§ 127.4 — To Provide for Postpetition Claims
Revised: June 15, 2004
Chapter 13 plans too often are silent with respect to postpetition claims. Although § 1322(b)(6) permits the plan to provide for the payment of all or any part of a claim allowed under § 1305,1 Chapter 13 debtors and counsel are not focused on postpetition claims at confirmation of the plan. When the debtor incurs a debt after the petition that qualifies as a postpetition claim under § 1305,2 the debtor often needs to modify the plan to pay the claim.
Unfortunately, there is little in § 1329(a) to suggest that Congress contemplated postconfirmation modification to provide for the payment of postpetition claims. Once again the use of the words “provided for” becomes important.3 Section 1329(a) states that a confirmed plan can be modified to “increase or reduce the amount of payments on claims of a particular class provided for by the plan.”4 If the original plan is silent with respect to postpetition claims, then it cannot be said that postpetition claims are a “particular class provided for by the plan.” Similarly, § 1329(a)(2) permits modification to “extend or reduce the time for such payments.”5 The phrase “such payments” must be interpreted to refer back to the “payments on claims of a particular class provided for by the plan” in § 1329(a)(1). If the confirmed plan did not specify payment for postpetition claims, then § 1329(a)(2) is no help at modification after confirmation. Finally, § 1329(a)(3) permits the modified plan to “alter the amount of the distribution to a creditor whose claim is provided for by the plan to the extent necessary to take account of any payment of such claim other than under the plan.”6 Once again, the modification contemplated by § 1329(a)(3) has as its predicate that the claim is provided for by the original plan. If the confirmed plan is silent with respect to payment of postpetition claims, then § 1329(a)(3) is not available, even if it can be shown that modification is necessary to account for payment of postpetition claims “other than under the plan.”

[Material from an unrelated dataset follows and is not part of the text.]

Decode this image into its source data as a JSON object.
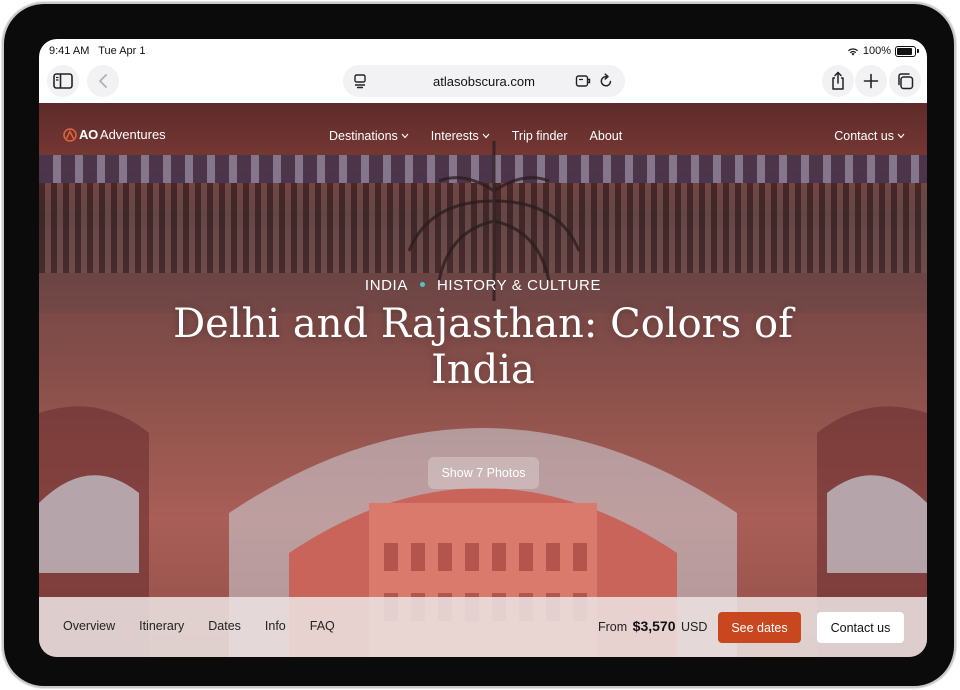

The absence of clear statutory authority to modify a plan to provide for postpetition claims is substantial incentive for every Chapter 13 plan to include a boilerplate provision for the payment of postpetition claims under §§ 1322(b)(6) and 1305.7
Notwithstanding the statute, a few courts have permitted debtors to modify the plan after confirmation to provide for the payment of postpetition claims.8 One court suggested that statutory authority to modify to provide for postpetition claims can be found in § 1329(b)(2) even when the confirmed plan is silent with respect to postpetition claims. In In re Bagby,9 the confirmed plan did not provide for postpetition claims. After confirmation, motions and agreed orders were submitted to provide for postpetition check-cashing services that qualified under § 1305 because the funds advanced were used to pay rent and utilities necessary for the debtor’s performance under the plan.10 The bankruptcy court found that notice to creditors did not adequately inform that the proposed modification would delay payments to prepetition creditors in favor of payment of the postpetition claims. The bankruptcy court acknowledged some question whether § 1329 permits postconfirmation modification to provide for postpetition claims when the confirmed plan was silent with respect to postpetition claims. The court held that modification to add the treatment of postpetition claims was authorized under § 1329(b)(2) because “the plan as modified becomes the plan” unless the modification is disapproved after proper notice.
Bagby could be read as holding only that in the absence of objection, a plan can be modified to provide for postpetition creditors without regard to whether postpetition claims are provided for in the confirmed plan. Interpreted this way, Bagby puts a premium on notice to creditors and diligence by creditors. Prepetition creditors typically are affected by the addition of a provision for postpetition creditors—at least, as in Bagby, that payments will be diluted or delayed to account for the new claims. If Bagby is a notice and procedure case, then any objection might defeat the modification to add a class of postpetition claims.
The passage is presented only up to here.